The process has been a thorny one, with Turkey, a NATO ally that borders Syria and has complex relations with Russia, providing military support for rebels fighting against Mr. Assad’s forces, while Russia and Iran stand together as the chief political and military backers of the Assad regime.
The Russia-Iran alliance has widened over the past year, with Tehran signaling its support for Moscow’s war in Ukraine. Russia also is a signatory to the 2015 Iran nuclear deal that Mr. Biden is still hoping to revive.

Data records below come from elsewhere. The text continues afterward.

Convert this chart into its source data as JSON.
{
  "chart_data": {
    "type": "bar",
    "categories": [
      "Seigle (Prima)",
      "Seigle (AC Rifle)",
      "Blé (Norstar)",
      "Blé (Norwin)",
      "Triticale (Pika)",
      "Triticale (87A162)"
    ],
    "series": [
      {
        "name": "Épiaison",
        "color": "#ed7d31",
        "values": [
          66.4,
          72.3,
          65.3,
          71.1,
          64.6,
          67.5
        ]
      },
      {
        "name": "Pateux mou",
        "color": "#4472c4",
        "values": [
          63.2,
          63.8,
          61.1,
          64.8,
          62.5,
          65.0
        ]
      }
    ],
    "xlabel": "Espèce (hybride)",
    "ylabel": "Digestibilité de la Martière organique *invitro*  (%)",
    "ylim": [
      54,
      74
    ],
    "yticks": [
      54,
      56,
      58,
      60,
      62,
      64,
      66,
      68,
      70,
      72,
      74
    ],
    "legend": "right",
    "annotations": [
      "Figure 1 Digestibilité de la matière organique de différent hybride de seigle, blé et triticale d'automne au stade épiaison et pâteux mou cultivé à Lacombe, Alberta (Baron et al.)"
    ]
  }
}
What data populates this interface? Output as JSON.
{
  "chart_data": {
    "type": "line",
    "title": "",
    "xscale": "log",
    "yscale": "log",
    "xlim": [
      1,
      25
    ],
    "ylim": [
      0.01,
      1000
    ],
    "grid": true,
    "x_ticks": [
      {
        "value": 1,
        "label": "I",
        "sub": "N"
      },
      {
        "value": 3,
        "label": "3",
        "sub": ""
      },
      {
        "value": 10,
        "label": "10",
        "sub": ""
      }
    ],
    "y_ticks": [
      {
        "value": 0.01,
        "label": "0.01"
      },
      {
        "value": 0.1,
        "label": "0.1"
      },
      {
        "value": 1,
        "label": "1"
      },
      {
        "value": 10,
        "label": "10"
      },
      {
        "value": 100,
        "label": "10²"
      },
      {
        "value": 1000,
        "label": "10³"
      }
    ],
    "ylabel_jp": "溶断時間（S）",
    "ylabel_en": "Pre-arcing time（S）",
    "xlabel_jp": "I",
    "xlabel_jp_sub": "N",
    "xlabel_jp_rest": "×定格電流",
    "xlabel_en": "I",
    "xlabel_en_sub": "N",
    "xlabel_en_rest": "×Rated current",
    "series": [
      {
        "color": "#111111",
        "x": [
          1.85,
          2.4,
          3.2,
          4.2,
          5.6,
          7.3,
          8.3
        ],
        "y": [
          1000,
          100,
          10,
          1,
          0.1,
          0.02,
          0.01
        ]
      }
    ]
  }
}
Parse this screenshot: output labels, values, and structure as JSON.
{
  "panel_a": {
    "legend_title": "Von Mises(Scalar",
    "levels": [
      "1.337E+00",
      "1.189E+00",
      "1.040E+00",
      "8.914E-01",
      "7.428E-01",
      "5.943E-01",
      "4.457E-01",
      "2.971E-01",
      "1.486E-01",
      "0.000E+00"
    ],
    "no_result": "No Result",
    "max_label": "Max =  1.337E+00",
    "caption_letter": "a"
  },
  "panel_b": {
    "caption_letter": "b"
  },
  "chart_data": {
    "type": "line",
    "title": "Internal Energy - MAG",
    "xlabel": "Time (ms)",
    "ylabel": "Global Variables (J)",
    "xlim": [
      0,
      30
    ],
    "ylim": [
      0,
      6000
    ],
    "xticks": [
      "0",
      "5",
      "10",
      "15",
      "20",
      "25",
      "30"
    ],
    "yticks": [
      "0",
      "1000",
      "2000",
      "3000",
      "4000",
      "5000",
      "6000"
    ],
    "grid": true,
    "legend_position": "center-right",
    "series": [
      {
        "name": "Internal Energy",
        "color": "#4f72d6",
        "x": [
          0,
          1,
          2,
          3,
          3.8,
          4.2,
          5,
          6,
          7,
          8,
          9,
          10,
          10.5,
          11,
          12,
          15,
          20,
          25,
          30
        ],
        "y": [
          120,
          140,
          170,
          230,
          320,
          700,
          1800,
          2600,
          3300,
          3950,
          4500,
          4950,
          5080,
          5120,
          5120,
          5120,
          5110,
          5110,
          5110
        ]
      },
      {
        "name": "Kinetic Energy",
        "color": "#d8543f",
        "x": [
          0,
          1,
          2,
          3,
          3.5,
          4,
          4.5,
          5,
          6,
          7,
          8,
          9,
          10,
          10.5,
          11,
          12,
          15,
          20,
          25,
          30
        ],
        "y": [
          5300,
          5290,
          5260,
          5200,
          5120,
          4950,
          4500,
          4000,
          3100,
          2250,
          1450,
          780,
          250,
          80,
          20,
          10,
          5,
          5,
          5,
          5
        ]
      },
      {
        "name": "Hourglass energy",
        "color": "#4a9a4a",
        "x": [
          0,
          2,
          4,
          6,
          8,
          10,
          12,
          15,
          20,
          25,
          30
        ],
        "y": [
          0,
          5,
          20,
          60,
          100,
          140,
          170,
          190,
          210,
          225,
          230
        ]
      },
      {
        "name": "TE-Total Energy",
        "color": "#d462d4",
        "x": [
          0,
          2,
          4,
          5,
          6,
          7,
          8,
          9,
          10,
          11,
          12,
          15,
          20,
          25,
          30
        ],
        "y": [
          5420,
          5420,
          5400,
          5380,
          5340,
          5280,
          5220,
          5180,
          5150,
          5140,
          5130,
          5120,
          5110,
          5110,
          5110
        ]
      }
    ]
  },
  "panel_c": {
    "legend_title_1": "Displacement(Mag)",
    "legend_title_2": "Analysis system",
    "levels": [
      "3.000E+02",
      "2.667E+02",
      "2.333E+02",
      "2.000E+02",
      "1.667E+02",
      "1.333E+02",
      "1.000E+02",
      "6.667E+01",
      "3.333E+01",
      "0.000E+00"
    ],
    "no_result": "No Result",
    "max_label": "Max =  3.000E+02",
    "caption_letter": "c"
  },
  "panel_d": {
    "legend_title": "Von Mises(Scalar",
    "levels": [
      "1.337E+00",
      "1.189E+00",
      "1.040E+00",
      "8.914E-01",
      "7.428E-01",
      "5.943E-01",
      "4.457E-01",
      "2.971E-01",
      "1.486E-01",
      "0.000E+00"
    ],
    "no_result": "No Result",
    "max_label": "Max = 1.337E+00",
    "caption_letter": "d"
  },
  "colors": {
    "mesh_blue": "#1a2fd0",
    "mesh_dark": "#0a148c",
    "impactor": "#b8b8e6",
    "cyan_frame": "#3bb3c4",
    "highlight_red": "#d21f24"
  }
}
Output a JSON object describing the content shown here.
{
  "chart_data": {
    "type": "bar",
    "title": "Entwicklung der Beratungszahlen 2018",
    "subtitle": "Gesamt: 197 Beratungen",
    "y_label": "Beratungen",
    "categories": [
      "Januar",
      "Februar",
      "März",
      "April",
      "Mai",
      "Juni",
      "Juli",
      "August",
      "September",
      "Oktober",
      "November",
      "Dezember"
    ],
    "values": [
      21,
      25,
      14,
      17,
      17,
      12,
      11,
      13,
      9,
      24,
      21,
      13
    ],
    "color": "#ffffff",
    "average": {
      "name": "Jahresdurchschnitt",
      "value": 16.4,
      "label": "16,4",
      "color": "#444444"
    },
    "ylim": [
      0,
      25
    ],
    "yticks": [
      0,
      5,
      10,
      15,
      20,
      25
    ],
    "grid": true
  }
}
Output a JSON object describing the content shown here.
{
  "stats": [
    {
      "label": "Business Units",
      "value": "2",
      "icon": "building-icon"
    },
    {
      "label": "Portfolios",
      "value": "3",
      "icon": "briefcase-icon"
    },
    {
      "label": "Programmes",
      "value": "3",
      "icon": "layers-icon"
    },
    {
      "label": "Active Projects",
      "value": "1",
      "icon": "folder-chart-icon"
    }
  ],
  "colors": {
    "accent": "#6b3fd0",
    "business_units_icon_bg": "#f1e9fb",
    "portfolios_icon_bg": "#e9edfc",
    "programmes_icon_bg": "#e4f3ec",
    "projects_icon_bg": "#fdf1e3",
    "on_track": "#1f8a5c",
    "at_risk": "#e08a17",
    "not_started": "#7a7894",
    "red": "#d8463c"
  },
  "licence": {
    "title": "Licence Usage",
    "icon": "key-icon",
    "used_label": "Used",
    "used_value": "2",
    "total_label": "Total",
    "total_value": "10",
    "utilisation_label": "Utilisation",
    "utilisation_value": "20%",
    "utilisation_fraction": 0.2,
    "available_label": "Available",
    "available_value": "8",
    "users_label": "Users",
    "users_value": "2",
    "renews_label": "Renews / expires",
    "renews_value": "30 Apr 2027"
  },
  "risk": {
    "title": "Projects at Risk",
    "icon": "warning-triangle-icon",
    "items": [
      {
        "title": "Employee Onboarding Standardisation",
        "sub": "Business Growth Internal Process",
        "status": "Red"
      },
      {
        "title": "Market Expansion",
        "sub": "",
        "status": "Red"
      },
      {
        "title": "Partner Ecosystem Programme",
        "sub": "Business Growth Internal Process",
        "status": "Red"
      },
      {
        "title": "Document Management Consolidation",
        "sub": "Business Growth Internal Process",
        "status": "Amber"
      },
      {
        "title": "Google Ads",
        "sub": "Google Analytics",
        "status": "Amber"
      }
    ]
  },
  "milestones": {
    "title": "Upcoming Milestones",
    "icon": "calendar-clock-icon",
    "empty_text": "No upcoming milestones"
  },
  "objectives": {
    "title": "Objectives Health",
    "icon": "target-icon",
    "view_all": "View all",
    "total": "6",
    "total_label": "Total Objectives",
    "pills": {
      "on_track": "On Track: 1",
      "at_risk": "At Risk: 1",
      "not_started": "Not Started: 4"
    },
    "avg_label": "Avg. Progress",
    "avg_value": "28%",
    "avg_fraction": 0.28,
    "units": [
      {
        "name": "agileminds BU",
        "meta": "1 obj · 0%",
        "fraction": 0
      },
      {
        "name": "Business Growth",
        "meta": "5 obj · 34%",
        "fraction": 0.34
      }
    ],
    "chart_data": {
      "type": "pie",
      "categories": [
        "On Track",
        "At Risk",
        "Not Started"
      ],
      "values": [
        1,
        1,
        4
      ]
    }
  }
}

Mr. Putin’s visit to Tehran next week will be only his second foreign trip since Russian forces invaded Ukraine. The Russian president visited Turkmenistan in late June for a summit of Caspian nations that included an appearance by Mr. Raisi.
Mr. Putin also hosted the Iranian president in Moscow weeks prior to the Feb. 24 start of Russia’s invasion of Ukraine.
During the January summit between the two, Mr. Raisi endorsed the Kremlin’s complaints over the eastward expansion of NATO, which Russian officials have attempted to cite as justification for invading Ukraine.
“The infiltration of NATO under any guise in the Caucasus and Central Asia will threaten the common interests of independent countries,” the Iranian president said at the time, according to a report by Al Jazeera, which noted Mr. Raisi and Mr. Putin discussed boosting Iran-Russia ties on a range of fronts.
A United States Institute of Peace analysis published after the summit maintained that “Russia and Iran have had a rocky relationship since the early 19th century, when the Russian Empire annexed a large amount of Iranian territory.”
“But the two countries have expanded political, economic and military cooperation since the early 2000s,” the analysis said, noting that “both oppose the U.S.-led world order, support the Assad regime in Syria, and see Sunni jihadist movements, such as ISIS, as serious threats.”
Iranian officials have made no secret of their military support for Russia. In comments Tuesday, a spokesman for Iran’s foreign ministry did not deny the U.S. claim that Tehran is supplying drones and training to Russian forces.
“Iran’s cooperation with Russia in some sophisticated technologies dates to before the Russia-Ukraine war,” a spokesman for the Iranian foreign minister said. “There has not been any special development in this regard recently.”
Iran has long worked on the development of drones, including so-called loitering munitions, the “kamikaze” drones like the Switchblade that the U.S. has delivered to Ukraine.
The U.S. decision to publicly reveal the Iran-Russia drone link comes as both Israel and Saudi Arabia have resisted joining Western sanctions to punish Russia for its action in Ukraine due to their domestic interests. With Russia now largely cut off from Western markets and banks because of its decision to invade Ukraine, Moscow and Tehran have even more in common than before.
In Tehran, Mohammad Reza Pour Ebrahimi, the head of the Iranian Parliament’s economic committee, told state-run news agency IRNA that Mr. Putin’s trip would seek to improve economic relations between the two sanctions-hit nations.
• This article is based in part on wire service reports.